Abstention, quand tu nous tiens
Le Parlement européen est la seule assemblée parlementaire multinationale au monde à être élue au suffrage universel. Les élections européennes de 2009 constituent la plus grande élection transnationale de l’histoire et marquent également le trentième anniversaire du vote au suffrage universel direct du Parlement européen. Quelque 375 millions de citoyens européens sont ainsi appelés à choisir entre le 4 juin et le 7 juin les 736 députés européens qui siégeront à Strasbourg et Bruxelles, parmi plus de 9000 candidats.
Au fil des années, les pouvoirs du Parlement européen n’ont cessé d’augmenter. Le taux d’abstention aux élections européennes a emprunté le même chemin.
Depuis les premières élections de 1979, le taux de participation a ainsi progressivement chuté.
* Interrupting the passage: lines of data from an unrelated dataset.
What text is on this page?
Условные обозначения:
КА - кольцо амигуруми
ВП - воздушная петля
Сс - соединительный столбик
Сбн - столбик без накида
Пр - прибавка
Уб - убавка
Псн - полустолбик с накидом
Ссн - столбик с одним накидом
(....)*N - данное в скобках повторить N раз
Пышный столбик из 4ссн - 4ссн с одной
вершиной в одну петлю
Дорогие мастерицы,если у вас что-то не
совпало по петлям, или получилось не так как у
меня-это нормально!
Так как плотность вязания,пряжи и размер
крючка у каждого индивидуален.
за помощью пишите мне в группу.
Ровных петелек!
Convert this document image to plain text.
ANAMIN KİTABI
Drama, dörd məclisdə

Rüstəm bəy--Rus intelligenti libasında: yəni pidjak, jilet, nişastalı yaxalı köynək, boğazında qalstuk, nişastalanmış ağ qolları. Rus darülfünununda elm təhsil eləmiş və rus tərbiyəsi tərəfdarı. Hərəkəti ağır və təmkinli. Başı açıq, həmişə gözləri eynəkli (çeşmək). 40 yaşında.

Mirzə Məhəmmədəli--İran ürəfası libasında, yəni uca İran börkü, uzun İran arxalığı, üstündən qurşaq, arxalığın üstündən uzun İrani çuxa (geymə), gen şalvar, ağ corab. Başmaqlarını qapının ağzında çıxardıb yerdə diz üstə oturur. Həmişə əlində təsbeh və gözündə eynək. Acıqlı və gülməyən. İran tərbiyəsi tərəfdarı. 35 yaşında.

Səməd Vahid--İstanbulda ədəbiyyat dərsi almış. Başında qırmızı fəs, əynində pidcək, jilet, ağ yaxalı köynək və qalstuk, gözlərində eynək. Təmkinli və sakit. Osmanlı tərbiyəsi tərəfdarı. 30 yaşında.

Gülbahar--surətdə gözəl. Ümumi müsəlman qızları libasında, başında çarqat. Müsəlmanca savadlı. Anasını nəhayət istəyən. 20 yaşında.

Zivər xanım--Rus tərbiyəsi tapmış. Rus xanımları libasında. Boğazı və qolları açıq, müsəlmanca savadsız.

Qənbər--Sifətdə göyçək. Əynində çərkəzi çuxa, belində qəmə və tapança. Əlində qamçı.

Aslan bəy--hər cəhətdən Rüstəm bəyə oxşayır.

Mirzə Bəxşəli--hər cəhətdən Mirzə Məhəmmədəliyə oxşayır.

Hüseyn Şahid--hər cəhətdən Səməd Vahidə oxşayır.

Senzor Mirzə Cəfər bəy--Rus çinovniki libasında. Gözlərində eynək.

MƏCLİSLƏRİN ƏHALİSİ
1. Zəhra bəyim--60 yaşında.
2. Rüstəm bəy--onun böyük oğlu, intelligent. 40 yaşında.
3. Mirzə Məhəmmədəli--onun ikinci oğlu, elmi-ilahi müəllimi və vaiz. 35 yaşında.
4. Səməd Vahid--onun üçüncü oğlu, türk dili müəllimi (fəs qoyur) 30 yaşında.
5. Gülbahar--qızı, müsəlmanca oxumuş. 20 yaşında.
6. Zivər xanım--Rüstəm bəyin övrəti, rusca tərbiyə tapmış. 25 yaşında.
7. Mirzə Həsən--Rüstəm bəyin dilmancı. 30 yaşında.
Les chiffres parlent d’eux-mêmes : 62% de participation en 1979 pour seulement 45,5% en 2004, la Slovaquie et la Pologne connaissant des taux en deça de 20%. 160 millions de votants en 2004 contre 190 millions restés à la maison... une réalité que les sondages confirment pour 2009.
La France, elle, figure en position honorable : avec des scores oscillant entre 44% et 47% de personnes se déclarant décidés à aller voter, elle « fait mieux » que bon nombre des autres États membres (à l’exception forcée de certains pays, comme la Belgique, où le vote est obligatoire). Comment donc expliquer cette tendance ?
Le chemin facile : « la faute aux médias »
Le manque d’intérêt des médias pour la campagne européenne est un facteur explicatif récurrent du désintérêt citoyen. La formule est classique : si les médias ne font pas leur travail, tous les efforts pour impliquer le citoyen lambda seraient vains ou presque. C’est un message porté par de nombreux responsables politiques. Daniel Cohn-Bendit, ainsi, dans les débats télévisés auxquels il a participé ces dernières semaines, n’aura eu de cesse de le répéter (d’abord chez Yves Calvi, dans « Mots croisés spécial européennes du 24 mai 2009 » puis une nouvelle fois durant le sulfureux « A vous de juger » animé par Arlette Chabot).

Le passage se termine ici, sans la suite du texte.